The doctor’s appointment takes quite a long time, so Borya can not see more than one doctor per day. What is the minimum time he needs to visit all doctors?
Input
First line contains an integer n — number of doctors (1 ≤ n ≤ 1000).
Next n lines contain two numbers si and di (1 ≤ si, di ≤ 1000).
Output
Output a single integer — the minimum day at which Borya can visit the last doctor.
Example
Input
3
2 2
1 2
2 2
Output
4
Input
2
10 1
6 5
Output
11
Note
In the first sample case, Borya can visit all doctors on days 2, 3 and 4.

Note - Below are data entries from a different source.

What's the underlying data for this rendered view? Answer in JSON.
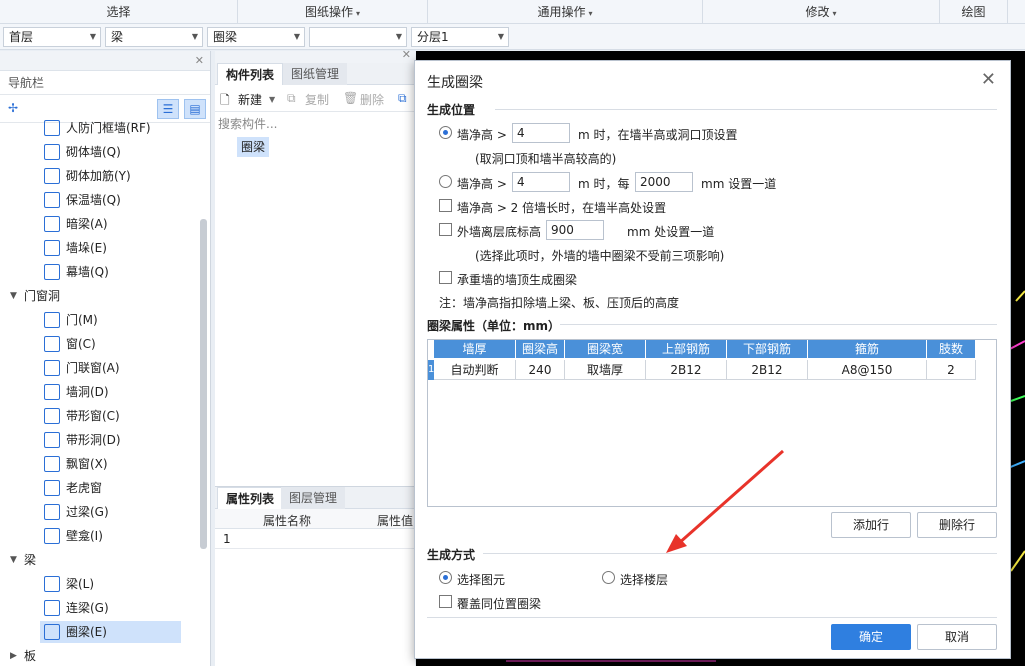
{
  "ribbon": {
    "groups": [
      {
        "label": "选择",
        "caret": ""
      },
      {
        "label": "图纸操作",
        "caret": "▾"
      },
      {
        "label": "通用操作",
        "caret": "▾"
      },
      {
        "label": "修改",
        "caret": "▾"
      },
      {
        "label": "绘图",
        "caret": ""
      }
    ]
  },
  "selectors": {
    "floor": "首层",
    "category": "梁",
    "type": "圈梁",
    "item": "",
    "layer": "分层1"
  },
  "nav": {
    "title": "导航栏",
    "items_top": [
      {
        "label": "人防门框墙(RF)"
      },
      {
        "label": "砌体墙(Q)"
      },
      {
        "label": "砌体加筋(Y)"
      },
      {
        "label": "保温墙(Q)"
      },
      {
        "label": "暗梁(A)"
      },
      {
        "label": "墙垛(E)"
      },
      {
        "label": "幕墙(Q)"
      }
    ],
    "cat_door": "门窗洞",
    "items_door": [
      {
        "label": "门(M)"
      },
      {
        "label": "窗(C)"
      },
      {
        "label": "门联窗(A)"
      },
      {
        "label": "墙洞(D)"
      },
      {
        "label": "带形窗(C)"
      },
      {
        "label": "带形洞(D)"
      },
      {
        "label": "飘窗(X)"
      },
      {
        "label": "老虎窗"
      },
      {
        "label": "过梁(G)"
      },
      {
        "label": "壁龛(I)"
      }
    ],
    "cat_beam": "梁",
    "items_beam": [
      {
        "label": "梁(L)"
      },
      {
        "label": "连梁(G)"
      },
      {
        "label": "圈梁(E)"
      }
    ],
    "cat_slab": "板"
  },
  "component": {
    "tab_list": "构件列表",
    "tab_drawings": "图纸管理",
    "new_label": "新建",
    "copy_label": "复制",
    "delete_label": "删除",
    "search_placeholder": "搜索构件...",
    "item": "圈梁"
  },
  "props": {
    "tab_attr": "属性列表",
    "tab_layer": "图层管理",
    "col_name": "属性名称",
    "col_value": "属性值",
    "row_num": "1"
  },
  "dialog": {
    "title": "生成圈梁",
    "sec_position": "生成位置",
    "opt1_prefix": "墙净高 >",
    "opt1_value": "4",
    "opt1_suffix": "m 时，在墙半高或洞口顶设置",
    "opt1_note": "(取洞口顶和墙半高较高的)",
    "opt2_prefix": "墙净高 >",
    "opt2_value": "4",
    "opt2_mid": "m 时，每",
    "opt2_value2": "2000",
    "opt2_suffix": "mm 设置一道",
    "opt3": "墙净高 > 2 倍墙长时，在墙半高处设置",
    "opt4_prefix": "外墙离层底标高",
    "opt4_value": "900",
    "opt4_suffix": "mm 处设置一道",
    "opt4_note": "(选择此项时，外墙的墙中圈梁不受前三项影响)",
    "opt5": "承重墙的墙顶生成圈梁",
    "note": "注：墙净高指扣除墙上梁、板、压顶后的高度",
    "sec_props": "圈梁属性（单位：mm）",
    "grid": {
      "headers": [
        "墙厚",
        "圈梁高",
        "圈梁宽",
        "上部钢筋",
        "下部钢筋",
        "箍筋",
        "肢数"
      ],
      "row_index": "1",
      "row": [
        "自动判断",
        "240",
        "取墙厚",
        "2B12",
        "2B12",
        "A8@150",
        "2"
      ]
    },
    "add_row": "添加行",
    "delete_row": "删除行",
    "sec_method": "生成方式",
    "method_elem": "选择图元",
    "method_floor": "选择楼层",
    "overwrite": "覆盖同位置圈梁",
    "ok": "确定",
    "cancel": "取消"
  },
  "colors": {
    "accent": "#2f7fe0",
    "grid_header": "#4a90d9",
    "arrow": "#e8332a"
  }
}
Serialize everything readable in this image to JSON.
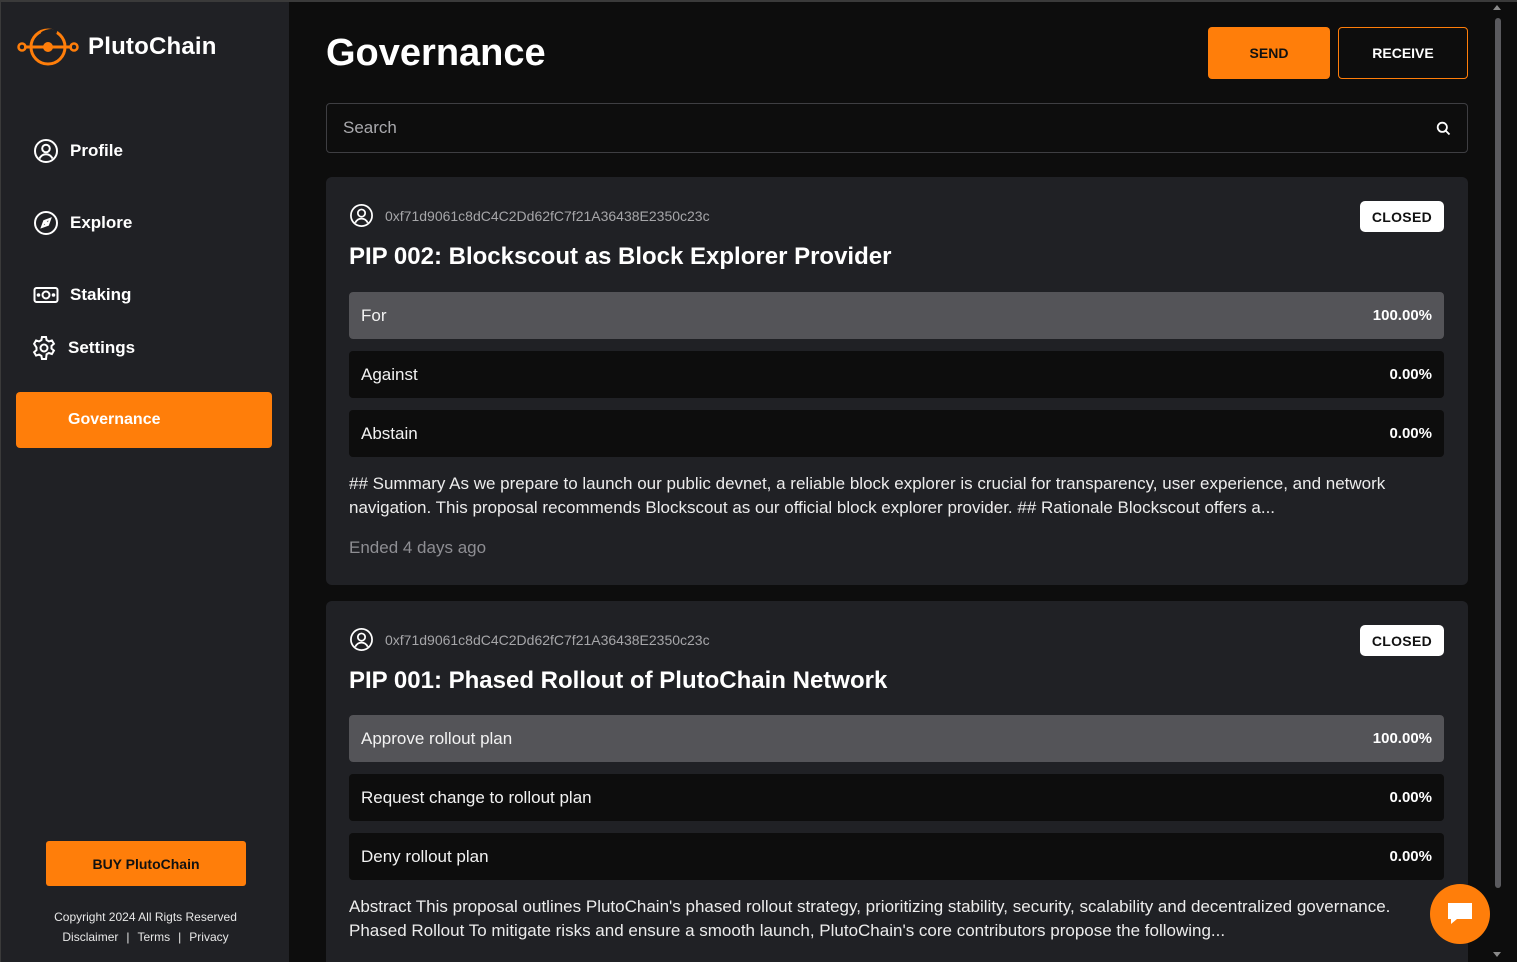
{
  "brand": {
    "name": "PlutoChain",
    "accent": "#ff7e0a"
  },
  "sidebar": {
    "items": [
      {
        "label": "Profile",
        "icon": "user-circle-icon"
      },
      {
        "label": "Explore",
        "icon": "compass-icon"
      },
      {
        "label": "Staking",
        "icon": "cash-icon"
      },
      {
        "label": "Settings",
        "icon": "gear-icon"
      }
    ],
    "active": {
      "label": "Governance"
    },
    "buy_label": "BUY PlutoChain",
    "copyright": "Copyright 2024 All Rigts Reserved",
    "links": [
      "Disclaimer",
      "Terms",
      "Privacy"
    ]
  },
  "header": {
    "title": "Governance",
    "send_label": "SEND",
    "receive_label": "RECEIVE"
  },
  "search": {
    "placeholder": "Search",
    "value": ""
  },
  "proposals": [
    {
      "author": "0xf71d9061c8dC4C2Dd62fC7f21A36438E2350c23c",
      "status": "CLOSED",
      "title": "PIP 002: Blockscout as Block Explorer Provider",
      "options": [
        {
          "label": "For",
          "pct_text": "100.00%",
          "pct": 100
        },
        {
          "label": "Against",
          "pct_text": "0.00%",
          "pct": 0
        },
        {
          "label": "Abstain",
          "pct_text": "0.00%",
          "pct": 0
        }
      ],
      "summary": "## Summary As we prepare to launch our public devnet, a reliable block explorer is crucial for transparency, user experience, and network navigation. This proposal recommends Blockscout as our official block explorer provider. ## Rationale Blockscout offers a...",
      "ended": "Ended 4 days ago"
    },
    {
      "author": "0xf71d9061c8dC4C2Dd62fC7f21A36438E2350c23c",
      "status": "CLOSED",
      "title": "PIP 001: Phased Rollout of PlutoChain Network",
      "options": [
        {
          "label": "Approve rollout plan",
          "pct_text": "100.00%",
          "pct": 100
        },
        {
          "label": "Request change to rollout plan",
          "pct_text": "0.00%",
          "pct": 0
        },
        {
          "label": "Deny rollout plan",
          "pct_text": "0.00%",
          "pct": 0
        }
      ],
      "summary": "Abstract This proposal outlines PlutoChain's phased rollout strategy, prioritizing stability, security, scalability and decentralized governance. Phased Rollout To mitigate risks and ensure a smooth launch, PlutoChain's core contributors propose the following..."
    }
  ]
}
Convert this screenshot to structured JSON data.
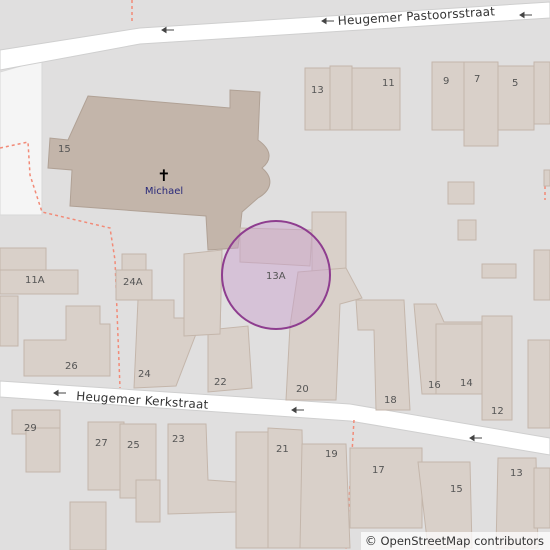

In the second sample case, Borya can visit all doctors on days 10 and 11.
//codeforces 879a
// Round #443 Div.2
#include <cstdio>
#include <cmath>
#include <algorithm>
using namespace std;
int ans,b,flag,si,di;
int main(){
int n=0;
scanf("%d",&n);
ans=0;
for(int i=1;i<=n;i++){
scanf("%d%d",&si,&di);
/*if(si>ans)
ans=si;
printf("aans=%d\n",ans);*/
flag=0;
b=0;
while(flag<1){
if(si+di*b>ans){
ans=si+di*b;
flag++;
//break;
}
else
b++;
//printf("ans=%d,b=%d\n",ans,b);
}
}
printf("%d",ans);
}
CodeForces 879B
Description
n people are standing in a line to play table tennis. At first, the first two players in the line play a game. Then the loser goes to the end of the line, and the winner plays with the next person from the line, and so on. They play until someone wins k games in a row. This player becomes the winner.
For each of the participants, you know the power to play table tennis, and for all players these values are different. In a game the player with greater power always wins. Determine who will be the winner.
Input
The first line contains two integers: n and k (2 ≤ n ≤ 500, 2 ≤ k ≤ 1012) — the number of people and the number of wins after which a player leaves, respectively.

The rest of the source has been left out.